As if to confirm that the newspaper as a whole was under attack, on the same evening as Fatullayev was sentenced the deputy editor of the newspaper Uzeir Jafarov, was attacked by three unknown assailants. Jafarov was hospitalised with multiple injuries. He said that he believed he had been attacked because of the testimony he gave in court and that he recognised one of his attackers from the courtroom.

The theme of Khojaly - the worst massacre of the Karabakh war - is an extremely painful one in Azerbaijan and Fatullayev has been widely criticised in some quarters for his article and also for traveling to Nagorny Karabakh, which is under Armenian control.

Opposition journalist and veteran of the Karabakh war, Rei Kerimoglu, said the verdict passed on Fatullayev was too light. “Einulla should have been sentenced to at least ten years’ imprisonment and it would be even better, if he died in the prison,” he told IWPR.

But another deputy editor of the imprisoned man Chingiz Sultansoi said the authorities had cynically used the Khojaly refugees’ lawsuit as a pretext. “We openly criticised facts of corruption, human rights violations and problems in the army,” he said. “The authorities repeatedly tried to intimidate us. We even had to stop publishing our newspaper in November because of many threats we’d received.”

Sultansoi said the newspapers would be coming out despite the arrest. “We will keep on fulfilling our mission and delivering truthful information to Azerbaijani readers,” he said.

Fatullayev’s newspapers, Realny Azerbaijan and Gundelike Azerbaijan, are leading critics of the government. Realny Azerbaijan is frequently linked to a power struggle within the ruling elite, as it is frequently associated with Minister of Emergencies Kemaleddin Geidarov and the parliamentary deputy Husein Abdullayev who was recently arrested in controversial circumstances.

Opposition political analyst Zardusht Alizade said that the imprisonment of the editor was part of this ongoing feud. “Ahead of the presidential elections of 2008 and the forthcoming division of the huge oil revenues coming into the country, the ruling elite is trying to remove or subdue all possible rivals,” said Alizade.

By chance, the Organisation for Security and Cooperation in Europe’s Representative on Freedom of the Media Miklos Haraszti was visiting Azerbaijan last week.
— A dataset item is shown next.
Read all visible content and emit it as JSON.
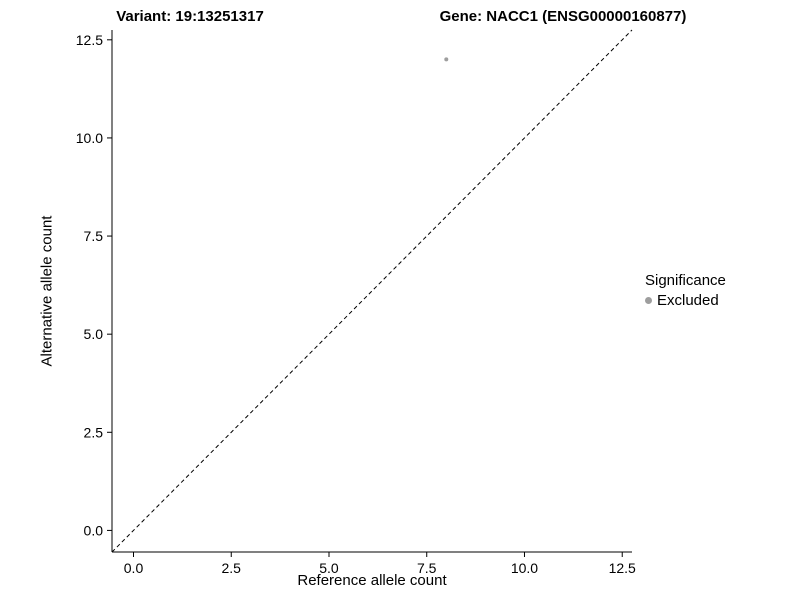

He was sharply critical of the government’s record on freedom of speech, calling Azerbaijan “the champion in the number of cases against journalists”.

“Freedom of the press in Azerbaijan has been under an increasing pressure from the authorities,” said Haraszti. “Alongside Fatullayev, there are already five representatives of Azerbaijan’s press being held in custody. Unfortunately, all the cases are constructed on politically motivated accusations and were conducted in violation of the principles of freedom of speech.”

Haraszit said the OSCE would insist that Azerbaijan remove from its criminal code the articles making the expression of opinions a potential criminal offence and would recommend that the country adopt a law on defamation as soon as possible.

Government officials have mostly avoided commenting on the imprisonment of Fatullayev and the attack on his deputy. Ali Hasanov, a leading official in the presidential administration, said some prosecuted journalists had only themselves to blame. “We should try to ensure that journalists take into consideration rights of citizens and people are patient about what is published,” he said.

Hasanov said it was possible that all five detained journalists might be freed and this would happen within the law.

Azerbaijani human rights activists have declared Fatullayev a political prisoner and say they are ready to pursue his case all the way to the European Court of Human Rights. His lawyers are preparing an appeal.

Shahin Rzayev is IWPR’s Azerbaijan Country Director. Elshad Guliev is a freelance journalist working in Baku.